Элизабет промолчала. В ее мозгу отчаянно стучало: как его увидеть, как вызволить оттуда?
Один из полицейских, тот, что поулыбчивее, повернулся к хозяйке:
– Дайте ключ от его комнаты. Он давно здесь живет?
– Около года. – Хозяйка с жалостью взглянула на Элизабет. – Он производил хорошее впечатление.
– Еще бы! – усмехнулся полицейский, поднимаясь по ступенькам. – Все будут хороши, если денежки платят.
– Мне разрешат с ним повидаться? – спросила Элизабет другого полицейского. Взгляд ее был прикован к револьверу в кобуре и дубинке на его боку. Ей хотелось выхватить оружие и всадить все пули в круглое красное лицо или схватить дубинку и со всей силой бить по затылку, пока жидкие тонкие волосы белого мужчины не обагрятся кровью и мозгами.
– Конечно, – сказал полицейский. – Прямо с нами и пойдешь. В участке с тобой хотят поговорить.
Улыбчивый полицейский спустился вниз.
– Там ничего нет. Пошли обратно, – произнес он.
Элизабет вышла вместе с полицейскими на улицу. Больше разговаривать с ними не имело смысла. Теперь она в их власти и должна соображать быстрее, чем они, и еще обуздывать страх и ненависть, стараясь понять, что можно сделать, чтобы спасти Ричарда. Готова она лить слезы и просить о милости или нет?
Несколько ребятишек и любопытных прохожих увязались за ними по длинной, пыльной, залитой солнцем улице. Элизабет надеялась, что никто из знакомых не встретится им по дороге, и шла с высоко поднятой головой, глядя прямо перед собой и чувствуя, как кожа на ее лице холодеет и натягивается, словно маска.

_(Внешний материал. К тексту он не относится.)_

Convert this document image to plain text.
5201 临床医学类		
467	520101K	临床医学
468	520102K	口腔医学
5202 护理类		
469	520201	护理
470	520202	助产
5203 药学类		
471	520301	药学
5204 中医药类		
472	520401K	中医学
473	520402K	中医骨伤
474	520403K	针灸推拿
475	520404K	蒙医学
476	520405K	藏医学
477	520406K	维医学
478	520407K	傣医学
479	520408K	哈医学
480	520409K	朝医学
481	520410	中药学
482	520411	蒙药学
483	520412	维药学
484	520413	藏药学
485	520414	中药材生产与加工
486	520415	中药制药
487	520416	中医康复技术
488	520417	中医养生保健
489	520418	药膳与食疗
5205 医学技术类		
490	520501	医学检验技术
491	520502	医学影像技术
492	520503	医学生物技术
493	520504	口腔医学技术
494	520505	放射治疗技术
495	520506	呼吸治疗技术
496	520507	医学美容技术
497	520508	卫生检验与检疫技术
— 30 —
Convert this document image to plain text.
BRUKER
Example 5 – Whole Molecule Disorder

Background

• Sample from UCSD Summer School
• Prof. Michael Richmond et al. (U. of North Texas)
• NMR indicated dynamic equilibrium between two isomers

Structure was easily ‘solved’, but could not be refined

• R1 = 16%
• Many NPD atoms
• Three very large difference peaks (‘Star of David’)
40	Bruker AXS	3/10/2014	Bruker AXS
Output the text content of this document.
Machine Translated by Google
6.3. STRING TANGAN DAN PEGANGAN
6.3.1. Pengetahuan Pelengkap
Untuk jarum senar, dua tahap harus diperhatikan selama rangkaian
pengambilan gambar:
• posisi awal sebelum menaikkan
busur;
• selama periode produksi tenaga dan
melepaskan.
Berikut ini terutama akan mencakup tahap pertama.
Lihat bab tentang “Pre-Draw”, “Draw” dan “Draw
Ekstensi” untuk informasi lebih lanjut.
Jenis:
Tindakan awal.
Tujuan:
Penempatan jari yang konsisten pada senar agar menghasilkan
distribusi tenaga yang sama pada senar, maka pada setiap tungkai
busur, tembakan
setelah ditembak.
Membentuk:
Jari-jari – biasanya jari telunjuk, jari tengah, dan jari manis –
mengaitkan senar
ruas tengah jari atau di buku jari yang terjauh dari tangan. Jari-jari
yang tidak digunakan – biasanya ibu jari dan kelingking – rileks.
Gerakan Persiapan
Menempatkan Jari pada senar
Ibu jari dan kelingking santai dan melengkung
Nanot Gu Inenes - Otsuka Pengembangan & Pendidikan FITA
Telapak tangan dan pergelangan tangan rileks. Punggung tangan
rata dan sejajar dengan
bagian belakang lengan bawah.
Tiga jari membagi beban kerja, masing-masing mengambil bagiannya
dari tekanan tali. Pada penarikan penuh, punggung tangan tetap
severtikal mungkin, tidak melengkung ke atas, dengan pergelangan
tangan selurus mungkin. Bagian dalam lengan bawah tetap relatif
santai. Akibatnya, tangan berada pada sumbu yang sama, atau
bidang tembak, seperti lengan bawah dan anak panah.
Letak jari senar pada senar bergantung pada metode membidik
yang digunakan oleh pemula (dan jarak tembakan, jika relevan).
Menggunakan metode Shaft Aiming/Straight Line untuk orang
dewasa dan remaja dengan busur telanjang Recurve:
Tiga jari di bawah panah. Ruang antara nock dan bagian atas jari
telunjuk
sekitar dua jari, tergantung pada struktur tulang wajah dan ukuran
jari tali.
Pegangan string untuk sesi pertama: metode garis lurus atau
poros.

В участке она с трудом выдержала грубые шутки полицейских.
Но Элизабет не сумела сдержать слез на следующий день, когда увидела любимого. Его избили, он говорил шепотом и с трудом ходил. Синяков почти не было – только болезненные припухлости и рубец под глазом.
Конечно же, Ричард не грабил магазин, а, расставшись с Элизабет тем субботним вечером, спустился в подземку и ждал поезда. Из-за позднего часа промежутки между составами увеличились, на платформе находился он один и, стараясь не задремать, думал о ней.
В дальнем конце платформы послышался шум, и Ричард увидел двух цветных парней, сбегавших по ступеням вниз. Одежда на них была порвана, выглядели они испуганными и, приблизившись к нему, встали рядом. Он уже собирался спросить, что с ними, но тут увидел еще одного парня, бегущего в их сторону по рельсам, за ним гнался белый мужчина, и в тот же момент еще один белый спустился по ступенькам на платформу.
С Ричарда весь сон слетел; охваченный паникой он осознал: что бы ни случилось, теперь это и его беда тоже, ведь для белых мужчин нет разницы между ним и тремя парнями, которых они преследуют. Все четверо – чернокожие, примерно одного возраста и стоят рядом на платформе подземки. Без лишних вопросов их препроводили по лестнице наверх, запихнули в полицейский фургон и повезли в участок.
Там Ричард назвал свое имя, адрес, возраст и место работы. Заявив, что не имеет никакого отношения к случившемуся, он попросил одного из парней подтвердить его слова. Тот с отчаянием подтвердил. Элизабет подумала, что молодые люди могли бы и раньше это сделать; но они, наверное, понимали, что тогда было бессмысленно даже рот открывать. Им и сейчас не поверили и позвали хозяина магазина на опознание. Ричард успокаивал себя – хозяин не укажет на него, ведь он не видел Ричарда прежде.
Вошел владелец магазина – коротышка в залитой кровью рубашке, его успели пырнуть ножом – в сопровождении еще одного полицейского и, взглянув на всех четверых, уверенно произнес:
– Да, это они.
– Но я там не был! – в отчаянии выкрикнул Ричард. – Посмотрите на меня, черт подери! Не было меня там!
– Чернокожие ублюдки, – сказал мужчина, посмотрев на него. – Все вы одинаковы.
Возникла пауза, глаза белых мужчин буравили Ричарда. И он, понимая, что погиб, тихо проговорил:
– И все-таки, мистер, меня там не было.
Потом Ричард рассказывал Элизабет, что, глядя на окровавленную рубашку мужчины, в сердцах подумал: «Жаль, что тебя не прикончили».
Вскоре начался допрос. Трое парней сразу подписали признание, но Ричард отказался что-либо подписывать. В конце концов, у него вырвалось, что он скорее умрет, чем признается в том, чего не совершал.
– Что ж, – произнес один полицейский, неожиданно больно саданув его по голове, – может, и умрешь, чернокожая скотина!